# Finetuning

Fine-tuning refers to a process in machine learning where a pre-trained model
is further trained on a specific dataset to adapt its parameters to a
downstream task characterized by a relevent domain. It's distinct from training
a model from scratch using the downstream task dataset exclusively.

Related to finetuning in the field of training Foundation models is linear
probing, which refers to a technique used to analyze or explore the
representations learned by a Foundation model as it trains.
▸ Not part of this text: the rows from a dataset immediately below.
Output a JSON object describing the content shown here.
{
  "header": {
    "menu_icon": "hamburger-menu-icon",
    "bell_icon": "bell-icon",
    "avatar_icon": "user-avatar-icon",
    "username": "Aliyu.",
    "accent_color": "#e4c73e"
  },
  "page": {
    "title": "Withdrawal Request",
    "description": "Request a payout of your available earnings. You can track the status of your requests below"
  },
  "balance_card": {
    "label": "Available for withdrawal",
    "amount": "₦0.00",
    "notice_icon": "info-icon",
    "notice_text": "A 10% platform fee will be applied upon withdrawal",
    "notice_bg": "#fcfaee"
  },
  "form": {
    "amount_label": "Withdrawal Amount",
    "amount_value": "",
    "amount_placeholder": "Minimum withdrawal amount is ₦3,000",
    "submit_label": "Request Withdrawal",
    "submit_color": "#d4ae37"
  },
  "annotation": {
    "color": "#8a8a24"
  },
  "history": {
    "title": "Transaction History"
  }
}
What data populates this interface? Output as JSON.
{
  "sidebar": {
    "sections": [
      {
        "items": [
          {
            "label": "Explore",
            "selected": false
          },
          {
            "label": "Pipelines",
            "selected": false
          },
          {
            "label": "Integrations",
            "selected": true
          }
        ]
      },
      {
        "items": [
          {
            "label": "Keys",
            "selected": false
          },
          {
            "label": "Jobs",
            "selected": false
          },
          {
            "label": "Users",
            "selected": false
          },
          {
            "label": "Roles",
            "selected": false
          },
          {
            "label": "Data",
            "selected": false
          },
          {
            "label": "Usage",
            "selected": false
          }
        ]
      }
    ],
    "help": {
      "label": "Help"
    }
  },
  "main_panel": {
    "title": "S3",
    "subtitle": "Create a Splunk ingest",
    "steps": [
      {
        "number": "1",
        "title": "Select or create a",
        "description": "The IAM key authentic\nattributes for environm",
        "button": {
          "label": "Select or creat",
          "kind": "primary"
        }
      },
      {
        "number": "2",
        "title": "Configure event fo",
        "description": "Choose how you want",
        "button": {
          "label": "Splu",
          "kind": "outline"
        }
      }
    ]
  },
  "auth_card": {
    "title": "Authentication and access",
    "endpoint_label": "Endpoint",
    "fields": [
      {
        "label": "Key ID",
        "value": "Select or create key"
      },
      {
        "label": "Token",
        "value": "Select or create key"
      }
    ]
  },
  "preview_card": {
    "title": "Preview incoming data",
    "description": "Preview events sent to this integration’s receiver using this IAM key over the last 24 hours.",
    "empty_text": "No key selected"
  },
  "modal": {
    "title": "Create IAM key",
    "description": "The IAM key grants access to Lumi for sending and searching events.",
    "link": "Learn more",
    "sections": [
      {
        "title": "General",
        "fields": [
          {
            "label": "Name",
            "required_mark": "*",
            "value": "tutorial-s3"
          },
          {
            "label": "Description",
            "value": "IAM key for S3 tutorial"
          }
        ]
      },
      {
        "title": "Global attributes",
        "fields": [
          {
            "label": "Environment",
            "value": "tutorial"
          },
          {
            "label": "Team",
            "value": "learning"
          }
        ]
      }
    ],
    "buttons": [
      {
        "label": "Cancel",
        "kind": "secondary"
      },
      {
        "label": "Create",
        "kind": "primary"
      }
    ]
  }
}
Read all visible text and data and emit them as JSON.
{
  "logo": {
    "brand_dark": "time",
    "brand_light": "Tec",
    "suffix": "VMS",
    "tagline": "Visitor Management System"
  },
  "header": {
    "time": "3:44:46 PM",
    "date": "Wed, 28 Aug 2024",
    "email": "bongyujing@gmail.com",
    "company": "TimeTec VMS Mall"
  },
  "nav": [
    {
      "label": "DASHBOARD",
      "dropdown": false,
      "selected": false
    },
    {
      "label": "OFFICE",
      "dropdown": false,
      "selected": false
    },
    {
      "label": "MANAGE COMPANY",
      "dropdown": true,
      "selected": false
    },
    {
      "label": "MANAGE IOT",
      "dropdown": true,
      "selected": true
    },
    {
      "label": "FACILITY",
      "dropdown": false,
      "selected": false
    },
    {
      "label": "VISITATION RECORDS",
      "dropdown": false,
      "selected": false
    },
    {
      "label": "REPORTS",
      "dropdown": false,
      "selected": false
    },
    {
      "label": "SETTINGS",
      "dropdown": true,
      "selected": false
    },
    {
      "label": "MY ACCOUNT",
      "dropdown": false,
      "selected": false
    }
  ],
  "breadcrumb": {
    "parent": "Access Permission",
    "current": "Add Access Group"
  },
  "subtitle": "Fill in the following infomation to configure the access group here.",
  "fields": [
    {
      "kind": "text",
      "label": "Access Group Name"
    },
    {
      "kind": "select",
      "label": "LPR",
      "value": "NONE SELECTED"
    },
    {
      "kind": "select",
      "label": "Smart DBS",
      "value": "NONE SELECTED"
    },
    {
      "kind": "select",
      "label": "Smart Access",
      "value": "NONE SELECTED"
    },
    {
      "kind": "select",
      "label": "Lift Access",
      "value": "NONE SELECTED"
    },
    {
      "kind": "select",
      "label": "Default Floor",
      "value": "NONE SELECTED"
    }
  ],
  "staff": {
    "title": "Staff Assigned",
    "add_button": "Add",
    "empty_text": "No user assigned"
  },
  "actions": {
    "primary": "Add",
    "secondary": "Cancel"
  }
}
When a large-scale
model (like a vision transformer model) is pre-trained on a vast corpus of
data, it learns rich and complex representations of patterns within the data.
Linear probing involves examining or probing these learned representations by
periodically (e.g. every few epochs of the Foundation model's training cycle)
finetuning a small downstream task on top of the pre-trained model's layers or
embeddings.

We use full finetuning and linear probing in Clay to evaluate the usefulness of
the Foundation model both during its pre-training and afterwards.

Let's take a look at how we are finetuning on the benchmark datacube-adapted
[Cloud to Street - Microsoft Flood Dataset](https://beta.source.coop/repositories/c2sms/c2smsfloods).
As a reminder, that is a downstream
segmentation task for identifiying water pixels in recorded flood events. It's
a binary segmentation problem, specifically.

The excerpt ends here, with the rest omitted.